The TelemetrySession (ipw/execution/telemetry_session.py) wraps the gRPC client in a threaded sampling loop:

  • Maintains a rolling buffer of TelemetryReading objects
  • Provides get_window(start_time, end_time) to extract readings for a specific time range
  • Thread-safe for concurrent access from the profiling runner

Energy is attributed to individual queries by matching get_window() time ranges to query start/end timestamps.

Traces

IPW records per-step telemetry during agent execution using two dataclasses defined in ipw/execution/trace.py.

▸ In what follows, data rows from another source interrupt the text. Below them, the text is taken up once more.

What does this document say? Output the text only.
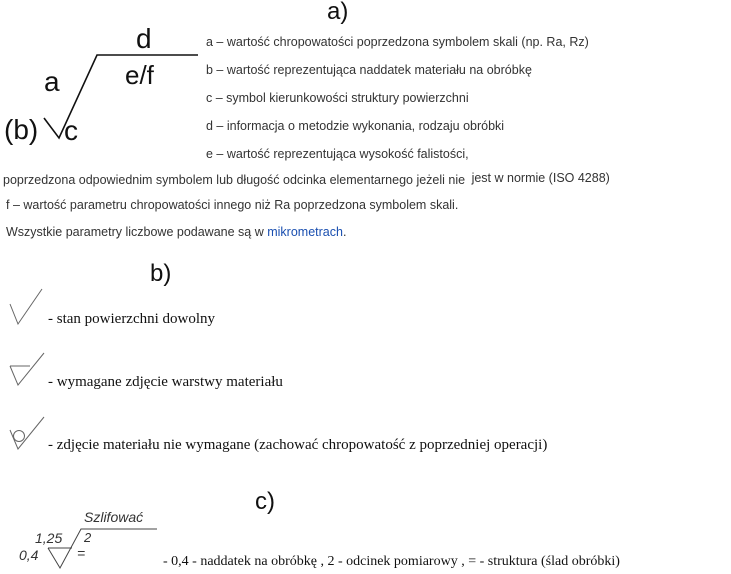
a)
d
e/f
a
(b) c
a – wartość chropowatości poprzedzona symbolem skali (np. Ra, Rz)
b – wartość reprezentująca naddatek materiału na obróbkę
c – symbol kierunkowości struktury powierzchni
d – informacja o metodzie wykonania, rodzaju obróbki
e – wartość reprezentująca wysokość falistości,
poprzedzona odpowiednim symbolem lub długość odcinka elementarnego jeżeli nie jest w normie (ISO 4288)
f – wartość parametru chropowatości innego niż Ra poprzedzona symbolem skali.
Wszystkie parametry liczbowe podawane są w mikrometrach.
b)
- stan powierzchni dowolny
- wymagane zdjęcie warstwy materiału
- zdjęcie materiału nie wymagane (zachować chropowatość z poprzedniej operacji)
c)
Szlifować
1,25 2
0,4	=
- 0,4 - naddatek na obróbkę , 2 - odcinek pomiarowy , = - struktura (ślad obróbki)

TurnTrace captures a single agent turn (one LLM call plus tool calls):

Field Description
turn_index Sequential turn number
input_tokens, output_tokens Token counts
tools_called Tool names invoked this turn
wall_clock_s Total wall-clock time
gpu_energy_joules, cpu_energy_joules Energy consumed
cost_usd API cost

QueryTrace aggregates all turns for a single task:

Field Description
query_id Unique query identifier
turns List of TurnTrace objects
total_wall_clock_s Total execution time
completed Whether the task finished

QueryTrace provides computed properties: total_input_tokens, total_output_tokens, total_gpu_energy_joules, total_cost_usd, tool_call_count.

Serialization

Traces support three serialization formats:

  • JSONL -- trace.save_jsonl(path) / QueryTrace.load_jsonl(path) (one JSON object per line)
  • Dict -- trace.to_dict() / QueryTrace.from_dict(data)
  • HuggingFace Dataset -- QueryTrace.to_hf_dataset(traces) (flat dataset with trace_json column for full detail)

Execution Pipeline

Two runners orchestrate benchmarking workloads:

ProfilerRunner (ipw/execution/profiler_runner.py) handles single-turn profiling: dataset provides queries, runner sends each to the inference client, telemetry session captures energy data, per-query metrics are computed.

AgenticRunner (ipw/execution/agentic_runner.py) handles multi-turn agent evaluation: dataset provides tasks, agent harness executes multi-step reasoning with tool calls, each turn is recorded as a TurnTrace, and the full QueryTrace is saved.

Both runners write results to ./runs/ as timestamped JSON files.